All posterior-only fixation case studies report their success at short-term follow up.^{11,12,16–20} In addition, these patients achieved reduction in deformity and segmental displacement with preoperative traction, therefore allowing a more stable environment to enhance fusion. In contrast, our patient necessitated a circumferential fusion as the spine was stabilised essentially in situ. There are no studies reporting the risk of failure of posterior-only constructs and fusion in a subluxed vertebral column where a significant biomechanical force is exerted across the posterior bony mass. The aim of the anterior procedure in our patient in the presence of normal neurology was to buttress the area between the displaced T2 vertebral body and the segments below with the use of rib struts placed subperiosteally across a vascular bed that allowed bony consolidation with the aim to achieve long-term vertebral column stability.

During anterior reconstruction in patients with vertebral dislocation associated with NF-1, fibular, or tibial strut grafts have been used.^4,10,15 In our patient, we used rib strut grafts to reconstruct and stabilise the vertebral column. These have been reported to be suitable in this group of patients, as graft erosion and deformity progression have not been observed radiologically 10 years following surgery. ²⁴ Therefore, tibial, fibular, or rib strut grafts can be used as long as there is a rich stock of bone struts appropriately placed across the apex of the deformity.^4,24 We recommend preservation of a subperiosteal vascular bed to allow incorporation of the rib grafts and achieve fusion. At 3.5-year follow-up, our patient had CT evidence of a solid circumferential fusion. He had no complaints of back pain, had normal neurological function, and had returned to non-contact physical activities. Long clinical and radiographic monitoring is required to confirm maintenance of satisfactory results as the dystrophic changes associated with the underlying condition can progress at longer term follow-up and affect bony fusion as has been demonstrated in patients treated at a young age with circumferential anterior/posterior surgery. ²⁵

Anterior approaches to the upper thoracic spine can be difficult due to the anatomical constraints of the supra-aortic trunks and the transitional thoracic kyphosis. Accessing an upper thoracic vertebra with anterior and rotatory displacement at the apex of a severe kyphoscoliosis can be obtained through a concave antero-lateral exposure to the anterior column which is very challenging. The difficulties that we encountered during the anterior procedure were demonstrated in the preoperative CT angiogram and the trans-sternal approach was our only option.

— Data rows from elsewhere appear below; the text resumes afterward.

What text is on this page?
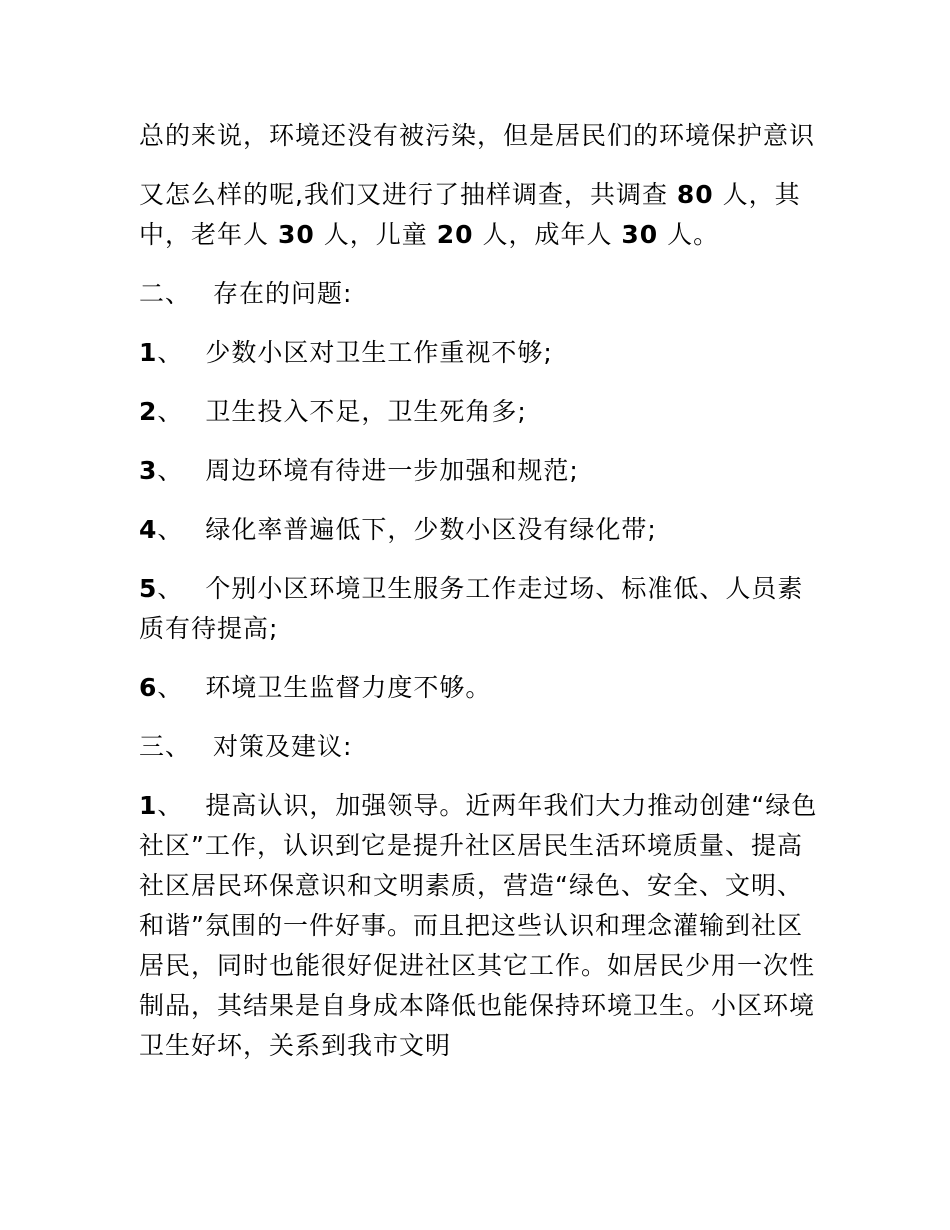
总的来说，环境还没有被污染，但是居民们的环境保护意识

又怎么样的呢,我们又进行了抽样调查，共调查 80 人，其中，老年人 30 人，儿童 20 人，成年人 30 人。

二、 存在的问题:

1、 少数小区对卫生工作重视不够;

2、 卫生投入不足，卫生死角多;

3、 周边环境有待进一步加强和规范;

4、 绿化率普遍低下，少数小区没有绿化带;

5、 个别小区环境卫生服务工作走过场、标准低、人员素质有待提高;

6、 环境卫生监督力度不够。

三、 对策及建议:

1、 提高认识，加强领导。近两年我们大力推动创建“绿色社区”工作，认识到它是提升社区居民生活环境质量、提高社区居民环保意识和文明素质，营造“绿色、安全、文明、和谐”氛围的一件好事。而且把这些认识和理念灌输到社区居民，同时也能很好促进社区其它工作。如居民少用一次性制品，其结果是自身成本降低也能保持环境卫生。小区环境卫生好坏，关系到我市文明
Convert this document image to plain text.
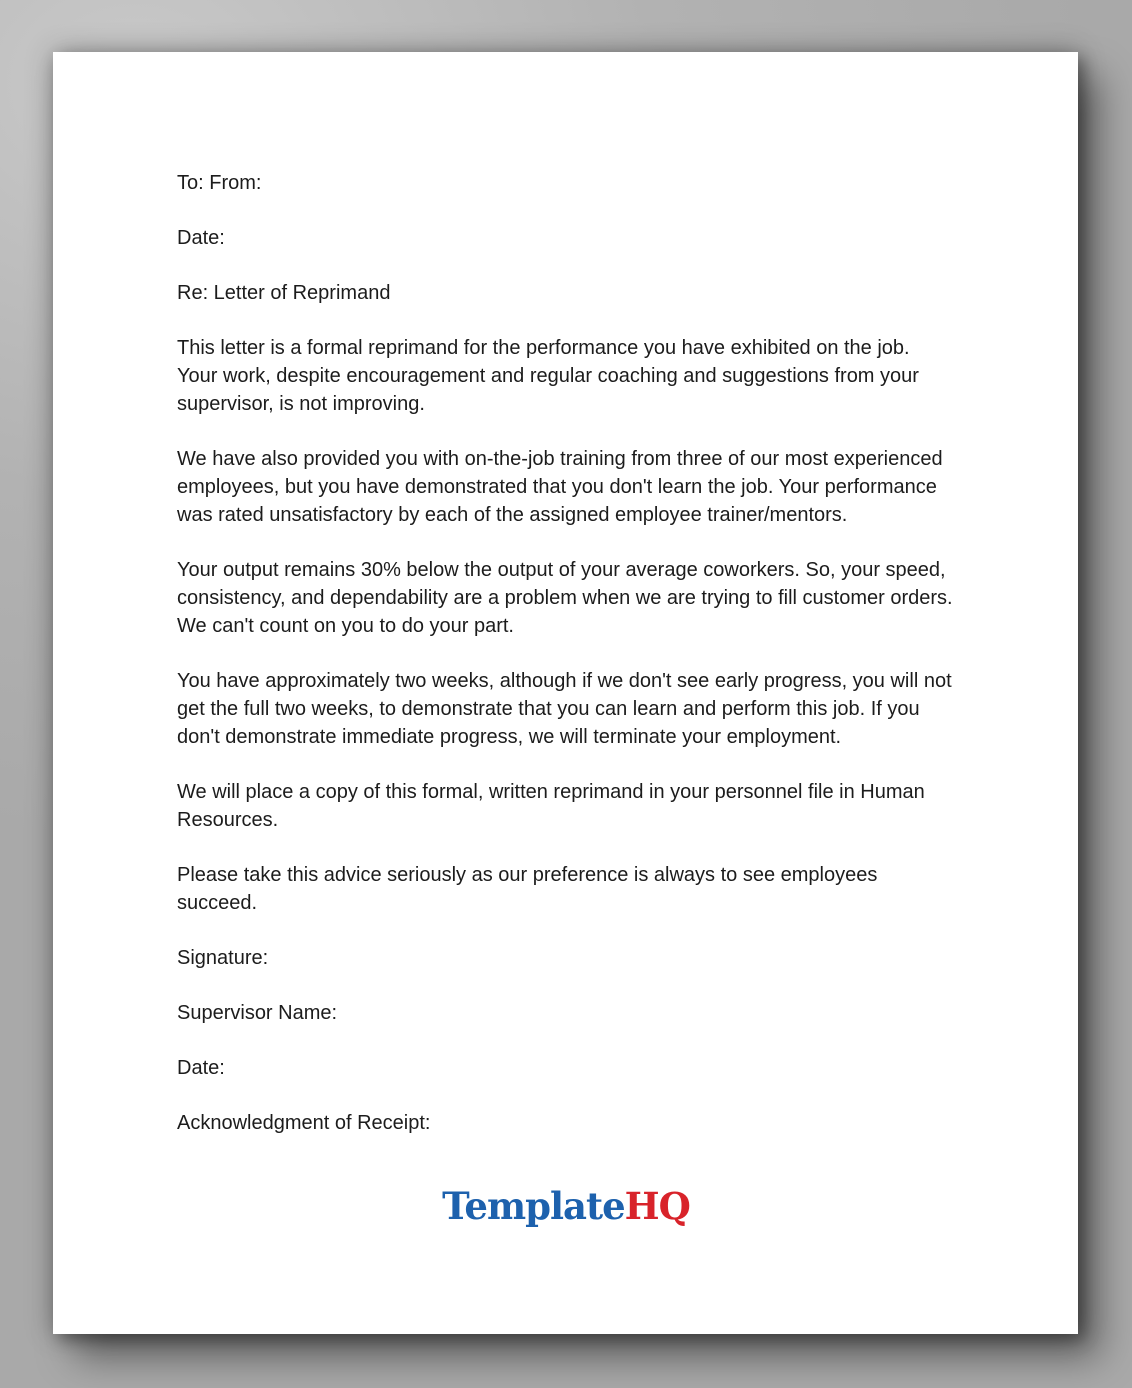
To: From:

Date:

Re: Letter of Reprimand

This letter is a formal reprimand for the performance you have exhibited on the job. Your work, despite encouragement and regular coaching and suggestions from your supervisor, is not improving.

We have also provided you with on-the-job training from three of our most experienced employees, but you have demonstrated that you don't learn the job. Your performance was rated unsatisfactory by each of the assigned employee trainer/mentors.

Your output remains 30% below the output of your average coworkers. So, your speed, consistency, and dependability are a problem when we are trying to fill customer orders. We can't count on you to do your part.

You have approximately two weeks, although if we don't see early progress, you will not get the full two weeks, to demonstrate that you can learn and perform this job. If you don't demonstrate immediate progress, we will terminate your employment.

We will place a copy of this formal, written reprimand in your personnel file in Human Resources.

Please take this advice seriously as our preference is always to see employees succeed.

Signature:

Supervisor Name:

Date:

Acknowledgment of Receipt:

TemplateHQ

This would not have been possible without the assistance of our cardiothoracic surgeons.

Conclusions

Dystrophic kyphoscoliosis can be associated with segmental displacement of the spine in patients with NF-1 and this produces a very severe deformity with high potential for major neurological complications. Deterioration of the coronal, sagittal, and axial deformity can occur even beyond spinal maturity. This is an unreported feature as all patients in the published literature developed spondyloptosis prior to skeletal maturity, aged 5 to 15 years. In our patient, circumferential stabilisation with the use of posterior instrumentation and anterior rib strut grafting has prevented further progression of the deformity and segmental vertebral displacement. This staged procedure has achieved a 360° fusion and preserved the patient’s neurological function. We believe that this is a useful approach if the vertebral displacement and dystrophic kyphoscoliosis are irreducible where preventing further instability and neurological injury is critical.